Since Duncan joined the Spurs, they have never played a seventh game. No team has ever won the last two games on the road to win the NBA Finals, but the Pistons have responded well to adverse situations. They were able to block out the supposed distractions of the status of Coach Larry Brown, who may not return next season because of health concerns. They have rallied around each other when other teams break apart.
"I think it's just really a collection of all of us and all our struggles that we've been through and all the adverse times that we've had to overcome, all really combined into one," Billups said. "We just always fight and scratch and bite and pull ourselves out of that corner that we always back ourselves in."
To get here, the Pistons needed to come back from a 3-2 deficit in the Eastern Conference finals against the Heat. Then they lost the first two NBA Finals games by an average of 18 points before flipping the script and beating the Spurs in the next two by an average of 24. The Pistons were against the ropes in Game 6, but they won in San Antonio for the first time in more than eight years, the first time ever at SBC Center.
They should've been devastated following an overtime loss in Game 5 at the Palace of Auburn Hills on Sunday, when Rasheed Wallace left Horry open to double-team Manu Ginobili in the corner.
"I just went at it like it was another good game. Even though I made a bonehead play the other night, I had to put it behind me," Rasheed Wallace said, last season's championship belt hanging on his shoulder. "But hey, got a win and we force a Game 7."
Wallace appeared flustered for most of the game, shouting at fans and screaming at officials. He picked up his fifth foul with 11:23 left and was on the bench for the next six minutes. He returned to have an immediate impact. After Ginobili (21 points, 10 rebounds) hit a three-pointer to bring the Spurs within 82-81 with 4:48 left, Wallace buried a 15-foot jumper over Duncan. Wallace later knocked down a three-pointer to give the Pistons an 87-82 lead with 3:33 left. Duncan brought back the Spurs with a two-handed dunk and a layup over Wallace.
After a timeout, Tayshaun Prince (13 points, seven rebounds) drove inside for a scoop shot in the lane to give the Pistons a three-point lead. Then, Ginobili drove inside but Ben Wallace (three blocked shots) soared to reject Ginobili's shot. The ball bounced off Prince's shoe and went off Ginobili. Billups quickly drove to the basket, but his shot bounded off the rim to Rasheed Wallace, who sank a layup to give the Pistons a 91-86 lead. Rasheed Wallace later stepped up and stole the ball from Ginobili -- "I wish I had gotten my hand on it the other night," Wallace said -- and finally, he rebounded Ginobili's wild, off-balanced three-pointer to secure the win.
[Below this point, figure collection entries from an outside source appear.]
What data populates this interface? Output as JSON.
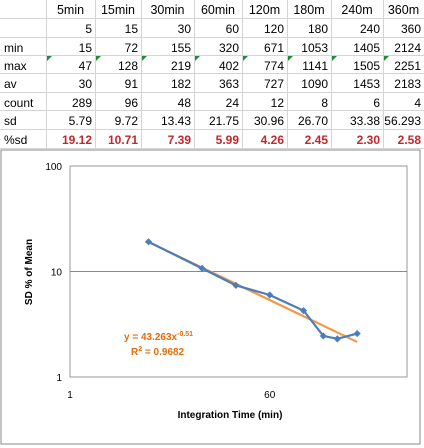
{
  "sheet": {
    "columns": [
      "5min",
      "15min",
      "30min",
      "60min",
      "120m",
      "180m",
      "240m",
      "360m"
    ],
    "rows": [
      {
        "label": "",
        "values": [
          "5",
          "15",
          "30",
          "60",
          "120",
          "180",
          "240",
          "360"
        ],
        "style": "normal"
      },
      {
        "label": "min",
        "values": [
          "15",
          "72",
          "155",
          "320",
          "671",
          "1053",
          "1405",
          "2124"
        ],
        "style": "normal"
      },
      {
        "label": "max",
        "values": [
          "47",
          "128",
          "219",
          "402",
          "774",
          "1141",
          "1505",
          "2251"
        ],
        "style": "normal"
      },
      {
        "label": "av",
        "values": [
          "30",
          "91",
          "182",
          "363",
          "727",
          "1090",
          "1453",
          "2183"
        ],
        "style": "normal",
        "flagged": true
      },
      {
        "label": "count",
        "values": [
          "289",
          "96",
          "48",
          "24",
          "12",
          "8",
          "6",
          "4"
        ],
        "style": "normal"
      },
      {
        "label": "sd",
        "values": [
          "5.79",
          "9.72",
          "13.43",
          "21.75",
          "30.96",
          "26.70",
          "33.38",
          "56.293"
        ],
        "style": "normal"
      },
      {
        "label": "%sd",
        "values": [
          "19.12",
          "10.71",
          "7.39",
          "5.99",
          "4.26",
          "2.45",
          "2.30",
          "2.58"
        ],
        "style": "red"
      }
    ]
  },
  "chart_data": {
    "type": "scatter",
    "xlabel": "Integration Time (min)",
    "ylabel": "SD % of Mean",
    "x_scale": "log",
    "y_scale": "log",
    "xlim": [
      1,
      1000
    ],
    "ylim": [
      1,
      100
    ],
    "x_tick_labels": [
      "1",
      "60"
    ],
    "y_tick_labels": [
      "1",
      "10",
      "100"
    ],
    "grid": "horizontal major",
    "series": [
      {
        "x": [
          5,
          15,
          30,
          60,
          120,
          180,
          240,
          360
        ],
        "y": [
          19.12,
          10.71,
          7.39,
          5.99,
          4.26,
          2.45,
          2.3,
          2.58
        ],
        "color": "#4a7ebb",
        "marker": "diamond"
      }
    ],
    "trendline": {
      "type": "power",
      "a": 43.263,
      "b": -0.51,
      "color": "#f79646",
      "equation_prefix": "y = 43.263x",
      "equation_exp": "-0.51",
      "r2_prefix": "R",
      "r2_exp": "2",
      "r2_suffix": " = 0.9682",
      "label_color": "#e46c0a"
    }
  }
}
"We put ourselves in that position so we got no other alternative but show up and compete," Brown said. "I've been with these guys for two years, and they don't disappoint me in terms of their desire to win and their respect for each other. So this was -- maybe that helped us make some three-pointers."
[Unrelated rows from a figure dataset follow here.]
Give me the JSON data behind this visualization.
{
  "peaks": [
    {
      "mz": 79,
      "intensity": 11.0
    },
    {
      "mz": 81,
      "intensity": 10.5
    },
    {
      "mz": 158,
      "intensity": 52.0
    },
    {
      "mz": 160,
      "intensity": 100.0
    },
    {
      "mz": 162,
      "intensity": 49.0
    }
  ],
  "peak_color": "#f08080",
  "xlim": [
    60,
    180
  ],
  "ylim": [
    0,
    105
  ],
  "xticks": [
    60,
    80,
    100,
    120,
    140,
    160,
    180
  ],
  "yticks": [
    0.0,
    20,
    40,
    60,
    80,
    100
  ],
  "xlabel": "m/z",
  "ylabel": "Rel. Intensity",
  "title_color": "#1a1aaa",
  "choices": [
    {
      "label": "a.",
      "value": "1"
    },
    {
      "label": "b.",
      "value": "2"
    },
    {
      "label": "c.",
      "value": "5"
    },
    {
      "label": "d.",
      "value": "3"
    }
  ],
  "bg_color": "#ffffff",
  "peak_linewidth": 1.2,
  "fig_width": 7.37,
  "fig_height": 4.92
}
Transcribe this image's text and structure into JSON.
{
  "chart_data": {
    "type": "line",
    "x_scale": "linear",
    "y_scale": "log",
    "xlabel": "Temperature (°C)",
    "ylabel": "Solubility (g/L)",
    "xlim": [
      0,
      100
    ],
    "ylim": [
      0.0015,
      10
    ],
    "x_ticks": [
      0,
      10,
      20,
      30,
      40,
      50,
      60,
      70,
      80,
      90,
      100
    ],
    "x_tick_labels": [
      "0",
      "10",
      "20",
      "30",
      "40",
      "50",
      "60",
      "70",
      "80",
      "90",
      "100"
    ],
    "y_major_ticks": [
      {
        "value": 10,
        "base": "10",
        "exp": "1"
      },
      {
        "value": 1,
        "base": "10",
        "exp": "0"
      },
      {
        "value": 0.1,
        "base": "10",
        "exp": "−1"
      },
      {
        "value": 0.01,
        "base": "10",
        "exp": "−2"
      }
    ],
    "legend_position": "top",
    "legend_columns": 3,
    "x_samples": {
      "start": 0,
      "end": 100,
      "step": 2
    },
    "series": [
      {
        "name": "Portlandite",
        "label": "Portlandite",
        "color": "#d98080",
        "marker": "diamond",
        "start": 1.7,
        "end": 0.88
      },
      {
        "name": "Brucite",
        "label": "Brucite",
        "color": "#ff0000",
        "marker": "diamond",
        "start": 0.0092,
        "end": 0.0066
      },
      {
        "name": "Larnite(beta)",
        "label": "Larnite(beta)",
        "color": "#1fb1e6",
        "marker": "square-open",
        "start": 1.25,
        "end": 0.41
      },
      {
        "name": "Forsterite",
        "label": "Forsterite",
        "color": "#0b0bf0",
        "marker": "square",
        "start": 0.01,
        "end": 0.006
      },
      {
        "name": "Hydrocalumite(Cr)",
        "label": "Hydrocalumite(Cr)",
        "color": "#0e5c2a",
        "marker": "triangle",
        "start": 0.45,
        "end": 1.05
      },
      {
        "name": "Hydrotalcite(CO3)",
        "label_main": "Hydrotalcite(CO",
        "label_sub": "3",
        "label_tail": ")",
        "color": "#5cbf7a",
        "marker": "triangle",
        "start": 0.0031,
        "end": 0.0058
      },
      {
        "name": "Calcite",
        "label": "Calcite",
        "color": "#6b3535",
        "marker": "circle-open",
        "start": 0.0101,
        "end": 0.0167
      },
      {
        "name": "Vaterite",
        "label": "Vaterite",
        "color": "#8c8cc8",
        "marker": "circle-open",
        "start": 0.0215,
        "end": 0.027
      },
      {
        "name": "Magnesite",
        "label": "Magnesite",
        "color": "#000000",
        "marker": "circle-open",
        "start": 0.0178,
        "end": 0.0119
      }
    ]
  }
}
The Pistons matched their total for three-pointers in first five games of this series with eight three-pointers in Game 6. The Pistons were 8 of 17 (47.1 percent) from beyond the three-point line, while the Spurs were 8 for 28 (28.6 percent).
The last two games of this series have provided all of the drama that had been lacking for much of the first four. Game 6 featured 23 lead changes and 11 ties. The teams weren't separated by more than three points for an 18:46 stretch of the second and third quarter.
This had been the stepchild series that never could get its own spotlight, with periphery stories such as labor talks and Phil Jackson's return to the Los Angeles Lakers taking away from the actual games. And with four consecutive blowouts to start and declining ratings for ABC. But even after the Spurs and Pistons provided a great Game 5 -- the league announced a new labor agreement before tip-off Tuesday night. But all of that can be put to rest, because this series has outlasted all of that. Game 7 is Thursday.